Greenplum Database relies on even distribution of data across segments.

In an MPP shared nothing environment, overall response time for a query is measured by the completion time for all segments. The system is only as fast as the slowest segment. If the data is skewed, segments with more data will take more time to complete, so every segment must have an approximately equal number of rows and perform approximately the same amount of processing. Poor performance and out of memory conditions may result if one segment has significantly more data to process than other segments.

Optimal distributions are critical when joining large tables together. To perform a join, matching rows must be located together on the same segment. If data is not distributed on the same join column, the rows needed from one of the tables are dynamically redistributed to the other segments. In some cases a broadcast motion, in which each segment sends its individual rows to all other segments, is performed rather than a redistribution motion, where each segment rehashes the data and sends the rows to the appropriate segments according to the hash key.

Parent topic: Greenplum Database Administrator Guide

Local (Co-located) Joins

Using a hash distribution that evenly distributes table rows across all segments and results in local joins can provide substantial performance gains. When joined rows are on the same segment, much of the processing can be accomplished within the segment instance. These are called local or co-located joins. Local joins minimize data movement; each segment operates independently of the other segments, without network traffic or communications between segments.

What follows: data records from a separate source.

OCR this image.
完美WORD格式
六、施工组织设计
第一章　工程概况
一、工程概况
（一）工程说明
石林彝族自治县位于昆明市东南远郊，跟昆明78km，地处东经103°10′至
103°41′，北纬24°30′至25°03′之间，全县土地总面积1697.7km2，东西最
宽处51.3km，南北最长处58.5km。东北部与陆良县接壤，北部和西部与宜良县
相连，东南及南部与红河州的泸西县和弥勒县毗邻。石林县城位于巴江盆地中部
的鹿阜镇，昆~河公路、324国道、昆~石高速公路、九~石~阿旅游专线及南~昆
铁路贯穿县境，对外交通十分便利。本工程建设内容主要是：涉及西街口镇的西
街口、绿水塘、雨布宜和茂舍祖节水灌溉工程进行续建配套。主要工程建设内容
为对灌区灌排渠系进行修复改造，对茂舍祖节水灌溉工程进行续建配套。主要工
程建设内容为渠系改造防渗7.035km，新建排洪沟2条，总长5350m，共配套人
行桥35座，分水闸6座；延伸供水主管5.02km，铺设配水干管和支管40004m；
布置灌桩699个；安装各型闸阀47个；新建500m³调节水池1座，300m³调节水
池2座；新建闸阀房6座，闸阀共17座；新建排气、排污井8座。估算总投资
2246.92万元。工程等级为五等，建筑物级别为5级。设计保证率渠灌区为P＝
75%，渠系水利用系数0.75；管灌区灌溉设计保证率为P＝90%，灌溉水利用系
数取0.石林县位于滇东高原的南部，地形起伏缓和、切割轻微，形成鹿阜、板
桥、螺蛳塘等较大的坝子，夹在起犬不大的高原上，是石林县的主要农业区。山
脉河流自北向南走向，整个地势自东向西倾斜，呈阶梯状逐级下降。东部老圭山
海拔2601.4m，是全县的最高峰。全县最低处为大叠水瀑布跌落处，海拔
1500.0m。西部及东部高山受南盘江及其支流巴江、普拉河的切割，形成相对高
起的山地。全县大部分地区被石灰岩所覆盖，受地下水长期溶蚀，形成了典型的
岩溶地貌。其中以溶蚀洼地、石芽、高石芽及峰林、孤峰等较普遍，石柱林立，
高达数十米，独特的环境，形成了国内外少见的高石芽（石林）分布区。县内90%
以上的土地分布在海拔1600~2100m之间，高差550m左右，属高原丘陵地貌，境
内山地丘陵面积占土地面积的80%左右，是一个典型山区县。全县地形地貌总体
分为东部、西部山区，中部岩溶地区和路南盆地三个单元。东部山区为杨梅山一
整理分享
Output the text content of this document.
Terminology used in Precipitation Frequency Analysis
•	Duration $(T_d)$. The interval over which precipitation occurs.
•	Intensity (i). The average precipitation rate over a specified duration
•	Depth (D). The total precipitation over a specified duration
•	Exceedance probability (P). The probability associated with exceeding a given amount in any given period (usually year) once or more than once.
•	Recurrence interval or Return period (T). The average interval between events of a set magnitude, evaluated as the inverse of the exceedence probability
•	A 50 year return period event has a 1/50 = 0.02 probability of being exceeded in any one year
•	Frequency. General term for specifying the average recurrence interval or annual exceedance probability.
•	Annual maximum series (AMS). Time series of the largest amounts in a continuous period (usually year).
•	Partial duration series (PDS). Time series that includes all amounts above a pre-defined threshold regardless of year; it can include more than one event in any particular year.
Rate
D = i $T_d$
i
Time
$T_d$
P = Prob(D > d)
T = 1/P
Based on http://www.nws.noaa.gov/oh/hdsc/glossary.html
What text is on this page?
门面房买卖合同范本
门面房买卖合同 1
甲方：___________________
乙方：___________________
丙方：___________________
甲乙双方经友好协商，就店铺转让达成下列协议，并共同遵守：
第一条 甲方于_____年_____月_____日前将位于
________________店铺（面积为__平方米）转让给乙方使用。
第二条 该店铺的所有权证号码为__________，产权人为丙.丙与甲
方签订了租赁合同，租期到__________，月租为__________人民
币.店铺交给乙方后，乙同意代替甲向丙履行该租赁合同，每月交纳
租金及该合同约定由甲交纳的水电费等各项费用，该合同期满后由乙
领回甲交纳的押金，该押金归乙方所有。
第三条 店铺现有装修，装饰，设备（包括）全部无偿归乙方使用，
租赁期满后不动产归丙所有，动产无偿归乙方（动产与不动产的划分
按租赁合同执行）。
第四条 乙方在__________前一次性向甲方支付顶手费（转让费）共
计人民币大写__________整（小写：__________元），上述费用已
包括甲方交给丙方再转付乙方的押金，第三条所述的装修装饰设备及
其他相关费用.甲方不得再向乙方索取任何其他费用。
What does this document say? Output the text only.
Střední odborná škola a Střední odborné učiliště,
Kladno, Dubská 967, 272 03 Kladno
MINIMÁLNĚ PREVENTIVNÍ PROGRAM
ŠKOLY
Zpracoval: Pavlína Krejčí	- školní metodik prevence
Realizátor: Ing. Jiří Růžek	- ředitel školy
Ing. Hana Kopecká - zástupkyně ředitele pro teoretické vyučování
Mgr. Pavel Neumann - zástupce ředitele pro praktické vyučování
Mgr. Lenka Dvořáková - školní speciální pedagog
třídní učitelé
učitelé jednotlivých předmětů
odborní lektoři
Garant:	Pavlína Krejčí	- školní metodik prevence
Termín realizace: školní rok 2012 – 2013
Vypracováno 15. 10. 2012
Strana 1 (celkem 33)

To achieve local joins for large tables commonly joined together, distribute the tables on the same column. Local joins require that both sides of a join be distributed on the same columns (and in the same order) and that all columns in the distribution clause are used when joining tables. The distribution columns must also be the same data type—although some values with different data types may appear to have the same representation, they are stored differently and hash to different values, so they are stored on different segments.

Data Skew

Data skew may be caused by uneven data distribution due to the wrong choice of distribution keys or single tuple table insert or copy operations. Present at the table level, data skew, is often the root cause of poor query performance and out of memory conditions. Skewed data affects scan (read) performance, but it also affects all other query execution operations, for instance, joins and group by operations.

It is very important to validate distributions to ensure that data is evenly distributed after the initial load. It is equally important to continue to validate distributions after incremental loads.

The following query shows the number of rows per segment as well as the variance from the minimum and maximum numbers of rows:

SELECT 'Example Table' AS "Table Name", 
    max(c) AS "Max Seg Rows", min(c) AS "Min Seg Rows", 
    (max(c)-min(c))*100.0/max(c) AS "Percentage Difference Between Max & Min" 
FROM (SELECT count(*) c, gp_segment_id FROM facts GROUP BY 2) AS a;

The gp_toolkit schema has two views that you can use to check for skew.

  • The gp_toolkit.gp_skew_coefficients view shows data distribution skew by calculating the coefficient of variation (CV) for the data stored on each segment. The skccoeff column shows the coefficient of variation (CV), which is calculated as the standard deviation divided by the average. It takes into account both the average and variability around the average of a data series. The lower the value, the better. Higher values indicate greater data skew.
  • The gp_toolkit.gp_skew_idle_fractions view shows data distribution skew by calculating the percentage of the system that is idle during a table scan, which is an indicator of computational skew. The siffraction column shows the percentage of the system that is idle during a table scan. This is an indicator of uneven data distribution or query processing skew. For example, a value of 0.1 indicates 10% skew, a value of 0.5 indicates 50% skew, and so on. Tables that have more than10% skew should have their distribution policies evaluated.

Considerations for Replicated Tables

When you create a replicated table (with the CREATE TABLE clause DISTRIBUTED REPLICATED), Greenplum Database distributes every table row to every segment instance. Replicated table data is evenly distributed because every segment has the same rows. A query that uses the gp_segment_id system column on a replicated table to verify evenly distributed data, will fail because Greenplum Database does not allow queries to reference replicated tables' system columns.

Processing Skew

Processing skew results when a disproportionate amount of data flows to, and is processed by, one or a few segments. It is often the culprit behind Greenplum Database performance and stability issues. It can happen with operations such join, sort, aggregation, and various OLAP operations. Processing skew happens in flight while a query is running and is not as easy to detect as data skew.

If single segments are failing, that is, not all segments on a host, it may be a processing skew issue. Identifying processing skew is currently a manual process. First look for spill files. If there is skew, but not enough to cause spill, it will not become a performance issue. If you determine skew exists, then find the query responsible for the skew.

The remedy for processing skew in almost all cases is to rewrite the query. Creating temporary tables can eliminate skew. Temporary tables can be randomly distributed to force a two-stage aggregation.